Qualcuno si sarà pur chiesto, immagino, il motivo di cotanto feroce astio mediatico, culturale e politico nei confronti del Congresso mondiale delle Famiglie che si terrà nei prossimi giorni a Verona. Un astio ufficialmente motivato con l’invito, all’evento, di relatori impresentabili e l’esposizione di tesi anacronistiche e intolleranti, ma che ha in realtà una spiegazione molto più semplice e al tempo stesso più profonda: è la famiglia, la cosiddetta famiglia tradizionale a dare oggi fastidio. Per quale ragione? A mio avviso sono almeno tre le ragioni di detta, manifesta ostilità nei confronti della «società naturale fondata sul matrimonio». La prima è, per così dire, di ordine “ecologico/ambientalista”.

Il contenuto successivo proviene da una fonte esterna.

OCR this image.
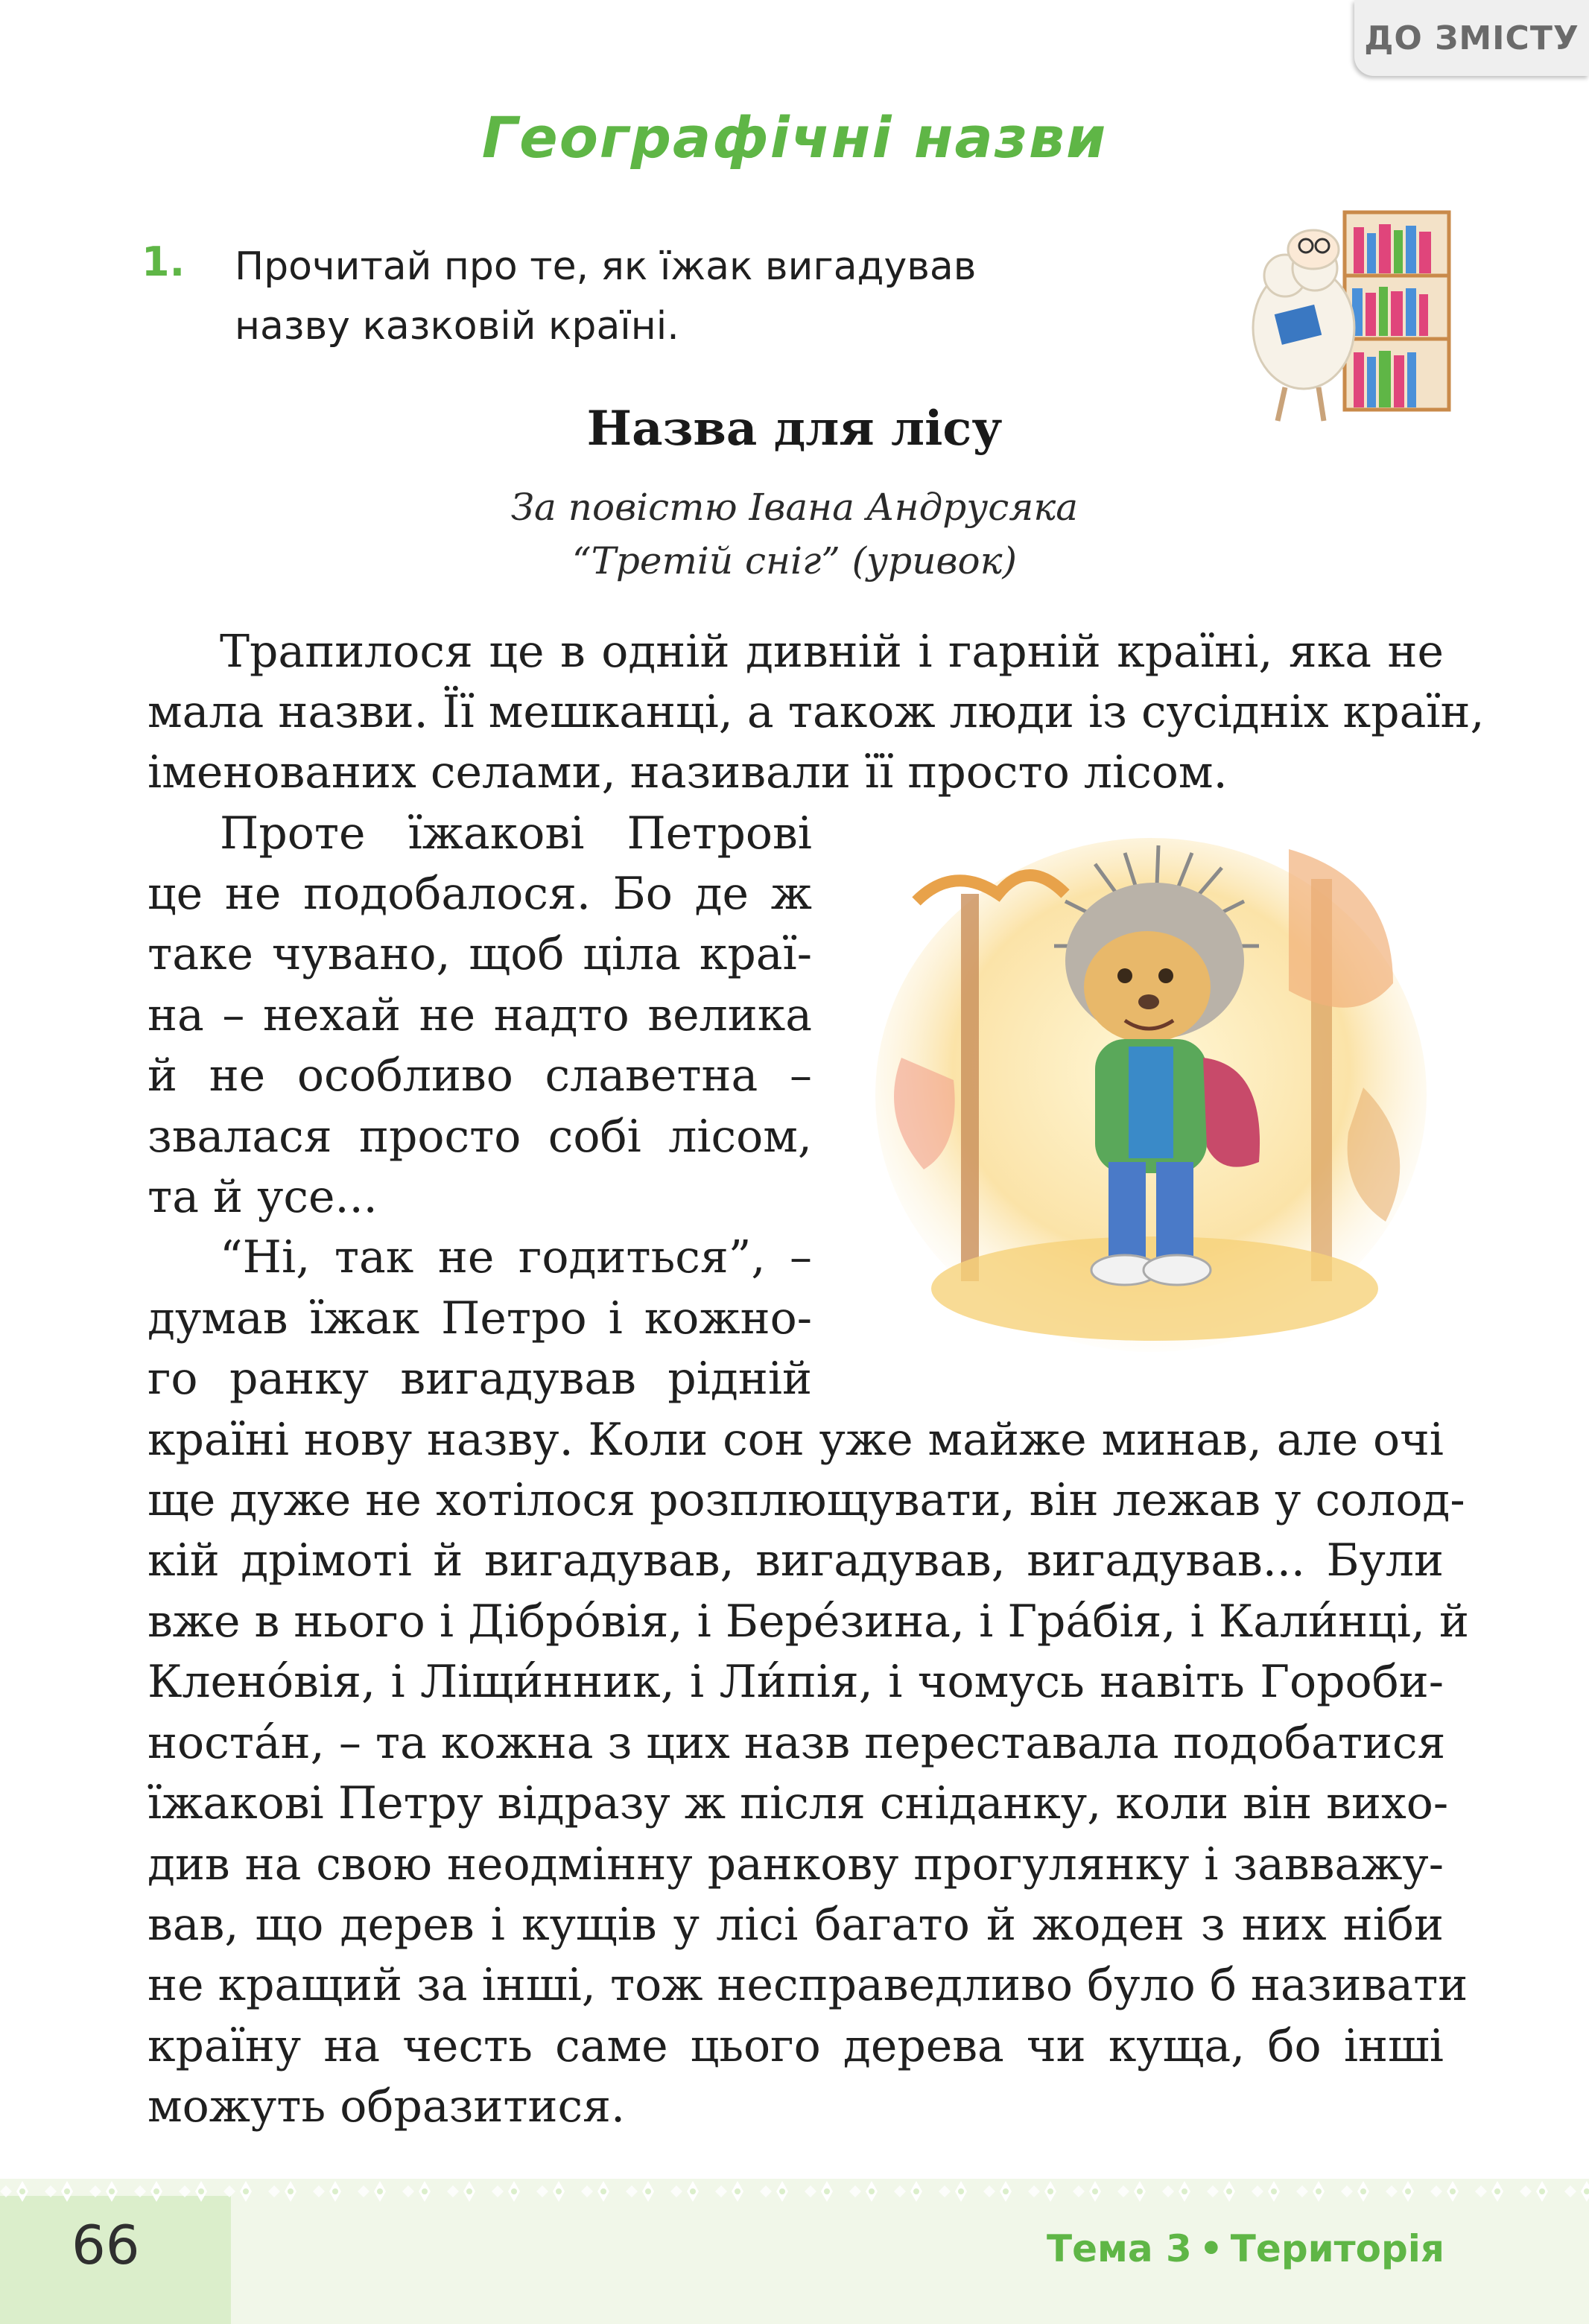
ДО ЗМІСТУ
Географічні назви
1. Прочитай про те, як їжак вигадував
назву казковій країні.

Назва для лісу
За повістю Івана Андрусяка
“Третій сніг” (уривок)
Трапилося це в одній дивній і гарній країні, яка не
мала назви. Її мешканці, а також люди із сусідніх країн,
іменованих селами, називали її просто лісом.
Проте їжакові Петрові
це не подобалося. Бо де ж
таке чувано, щоб ціла краї-
на – нехай не надто велика
й не особливо славетна –
звалася просто собі лісом,
та й усе...
“Ні, так не годиться”, –
думав їжак Петро і кожно-
го ранку вигадував рідній
країні нову назву. Коли сон уже майже минав, але очі
ще дуже не хотілося розплющувати, він лежав у солод-
кій дрімоті й вигадував, вигадував, вигадував... Були
вже в нього і Дібро́вія, і Бере́зина, і Гра́бія, і Кали́нці, й
Клено́вія, і Ліщи́нник, і Ли́пія, і чомусь навіть Гороби-
носта́н, – та кожна з цих назв переставала подобатися
їжакові Петру відразу ж після сніданку, коли він вихо-
див на свою неодмінну ранкову прогулянку і завважу-
вав, що дерев і кущів у лісі багато й жоден з них ніби
не кращий за інші, тож несправедливо було б називати
країну на честь саме цього дерева чи куща, бо інші
можуть образитися.
66	Тема 3 • Територія
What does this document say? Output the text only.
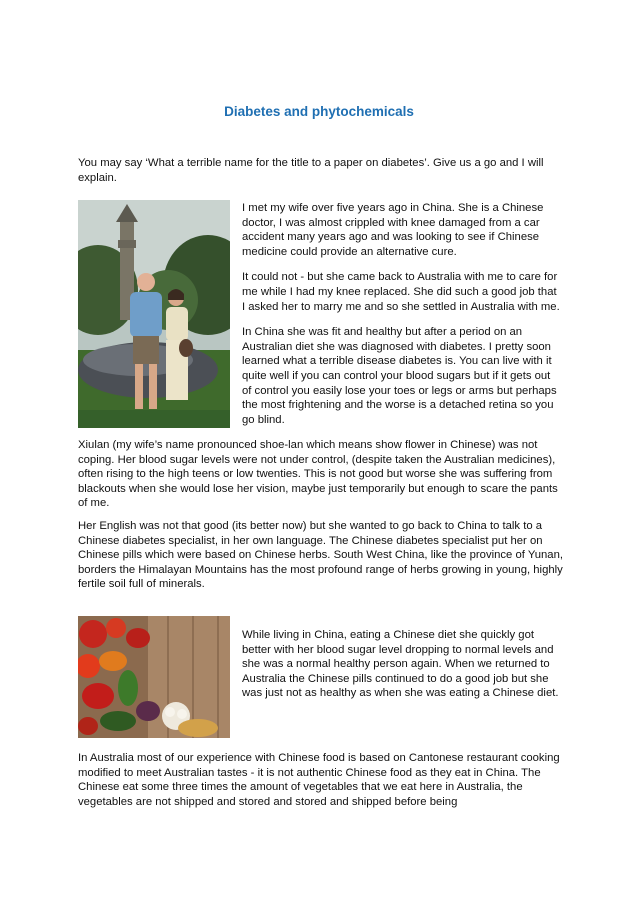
Diabetes and phytochemicals

You may say ‘What a terrible name for the title to a paper on diabetes’. Give us a go and I will explain.

I met my wife over five years ago in China. She is a Chinese doctor, I was almost crippled with knee damaged from a car accident many years ago and was looking to see if Chinese medicine could provide an alternative cure.

It could not - but she came back to Australia with me to care for me while I had my knee replaced. She did such a good job that I asked her to marry me and so she settled in Australia with me.

In China she was fit and healthy but after a period on an Australian diet she was diagnosed with diabetes. I pretty soon learned what a terrible disease diabetes is. You can live with it quite well if you can control your blood sugars but if it gets out of control you easily lose your toes or legs or arms but perhaps the most frightening and the worse is a detached retina so you go blind.

Xiulan (my wife’s name pronounced shoe-lan which means show flower in Chinese) was not coping. Her blood sugar levels were not under control, (despite taken the Australian medicines), often rising to the high teens or low twenties. This is not good but worse she was suffering from blackouts when she would lose her vision, maybe just temporarily but enough to scare the pants of me.

Her English was not that good (its better now) but she wanted to go back to China to talk to a Chinese diabetes specialist, in her own language. The Chinese diabetes specialist put her on Chinese pills which were based on Chinese herbs. South West China, like the province of Yunan, borders the Himalayan Mountains has the most profound range of herbs growing in young, highly fertile soil full of minerals.

While living in China, eating a Chinese diet she quickly got better with her blood sugar level dropping to normal levels and she was a normal healthy person again. When we returned to Australia the Chinese pills continued to do a good job but she was just not as healthy as when she was eating a Chinese diet.

In Australia most of our experience with Chinese food is based on Cantonese restaurant cooking modified to meet Australian tastes - it is not authentic Chinese food as they eat in China. The Chinese eat some three times the amount of vegetables that we eat here in Australia, the vegetables are not shipped and stored and stored and shipped before being
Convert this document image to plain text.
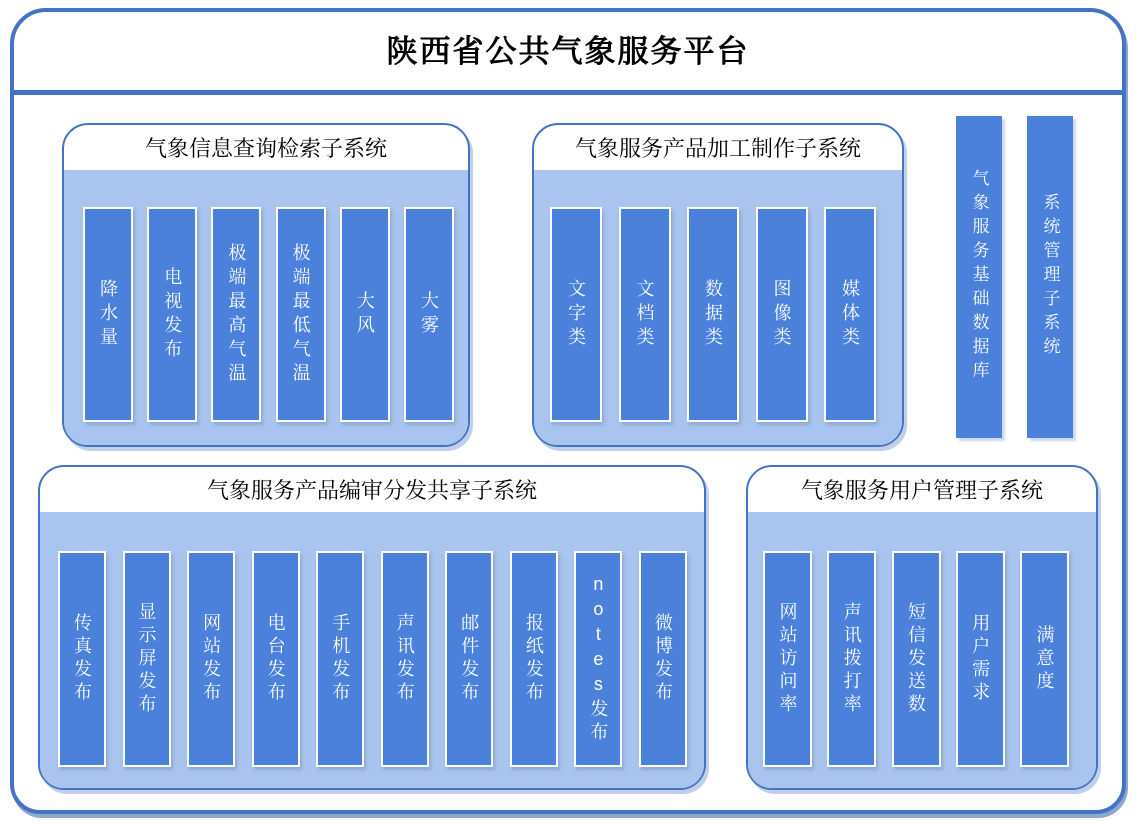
陕西省公共气象服务平台
气象信息查询检索子系统
降水量	电视发布	极端最高气温	极端最低气温	大风	大雾
气象服务产品加工制作子系统
文字类	文档类	数据类	图像类	媒体类
气象服务产品编审分发共享子系统
传真发布	显示屏发布	网站发布	电台发布	手机发布	声讯发布	邮件发布	报纸发布	notes发布	微博发布
气象服务用户管理子系统
网站访问率	声讯拨打率	短信发送数	用户需求	满意度
气象服务基础数据库	系统管理子系统
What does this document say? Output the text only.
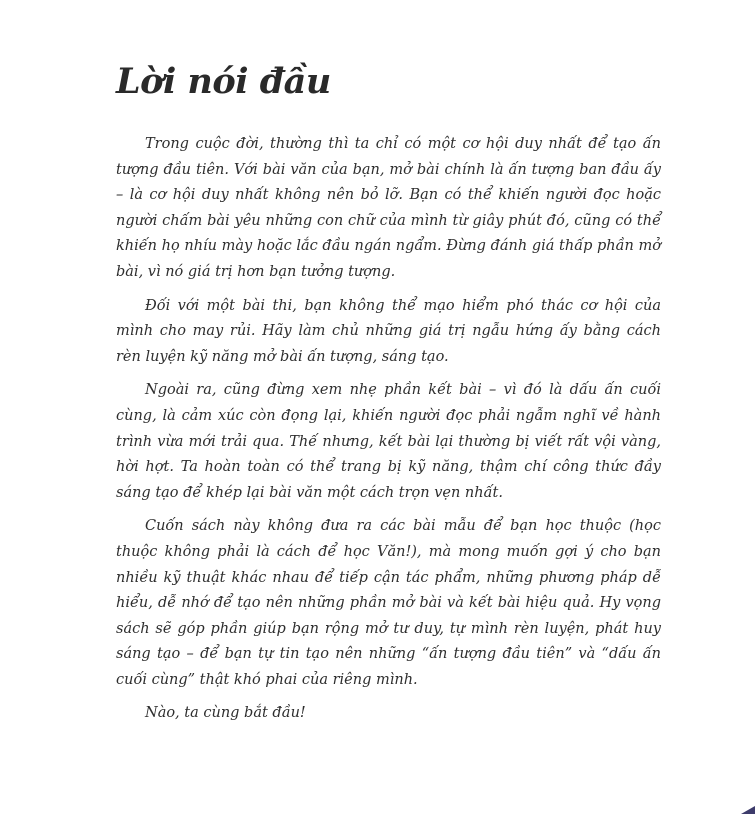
Lời nói đầu

Trong cuộc đời, thường thì ta chỉ có một cơ hội duy nhất để tạo ấn tượng đầu tiên. Với bài văn của bạn, mở bài chính là ấn tượng ban đầu ấy – là cơ hội duy nhất không nên bỏ lỡ. Bạn có thể khiến người đọc hoặc người chấm bài yêu những con chữ của mình từ giây phút đó, cũng có thể khiến họ nhíu mày hoặc lắc đầu ngán ngẩm. Đừng đánh giá thấp phần mở bài, vì nó giá trị hơn bạn tưởng tượng.

Đối với một bài thi, bạn không thể mạo hiểm phó thác cơ hội của mình cho may rủi. Hãy làm chủ những giá trị ngẫu hứng ấy bằng cách rèn luyện kỹ năng mở bài ấn tượng, sáng tạo.

Ngoài ra, cũng đừng xem nhẹ phần kết bài – vì đó là dấu ấn cuối cùng, là cảm xúc còn đọng lại, khiến người đọc phải ngẫm nghĩ về hành trình vừa mới trải qua. Thế nhưng, kết bài lại thường bị viết rất vội vàng, hời hợt. Ta hoàn toàn có thể trang bị kỹ năng, thậm chí công thức đầy sáng tạo để khép lại bài văn một cách trọn vẹn nhất.

Cuốn sách này không đưa ra các bài mẫu để bạn học thuộc (học thuộc không phải là cách để học Văn!), mà mong muốn gợi ý cho bạn nhiều kỹ thuật khác nhau để tiếp cận tác phẩm, những phương pháp dễ hiểu, dễ nhớ để tạo nên những phần mở bài và kết bài hiệu quả. Hy vọng sách sẽ góp phần giúp bạn rộng mở tư duy, tự mình rèn luyện, phát huy sáng tạo – để bạn tự tin tạo nên những “ấn tượng đầu tiên” và “dấu ấn cuối cùng” thật khó phai của riêng mình.

Nào, ta cùng bắt đầu!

Certi ambienti, da decenni, ritengono il sovraffollamento planetario da un lato e la scarsità di cibo dall’altro, calamità da contrastare. E quale modo migliore per ridurre le bocche da sfamare che prendersela con la famiglia? L’equazione meno famiglia uguale meno matrimoni uguale meno figli, del resto, è nota. Ovviamente il problema della fame del mondo non è responsabilità del numero delle famiglie che lo popolano. Secondo i dati della Fao e delle Nazioni Unite nel cinquantennio 1961-2011 il cibo prodotto nel mondo è più che triplicato, mentre la popolazione è “solo” raddoppiata. Questo significa che la povertà e la fame, oggi, sono anzitutto problemi di distribuzione e non di scarsità alimentare. Ci sono però molti ambienti, dicevamo, che la pensano diversamente.

Una seconda motivazione per cui la famiglia non viene aiutata è di matrice essenzialmente economica. Perché se da un lato è vero che il citato calo dei figli comporta l’invecchiamento della popolazione e l’invecchiamento della popolazione aumenta i costi fissi (assistenza/sanità/pensioni) – dove l’assistenza non è del tutto privatizzata e almeno fino a che non si procederà con l’eutanasia di massa -, dall’altro è indiscutibile come la disgregazione familiare e la mancata formazione di nuove famiglie portino allo stesso risultato: più persone single, cioè più persone sole. E più persone sole, in un’ottica cinica ma non senza logica, significa anzitutto una cosa: consumatori più performanti. Viceversa la famiglia ha un grave difetto, insopportabile per la mentalità economica dominante: fa risparmiare. Risparmio che, da virtù, sembra oggi divenuto quasi una colpa.

Terza ma non meno rilevante – e non alternativa alle altre due – ragione di ostilità nei confronti della famiglia sta in una sua funzione fondamentale di resistenza rispetto a qualsivoglia forza esterna: quella educativa. Finché c’è famiglia, cioè, i figli vengono educati prioritariamente dai genitori. Quando però la famiglia si indebolisce i figli – che sono i cittadini, i consumatori e gli elettori di domani – vengono educati dalla scuola, dallo Stato, dalla televisione. Ne consegue, senza con questo evocare chissà quale oscuro complotto, come aggredire la famiglia cosiddetta tradizionale e tutti coloro che la promuovono abbia in realtà motivazioni ben più profonde. Motivazioni che i grandi media si guardano bene dall’esporre. Altrimenti tutti capirebbero che la posta in gioco non è il vituperato Medioevo, ma sono il nostro futuro e la nostra libertà.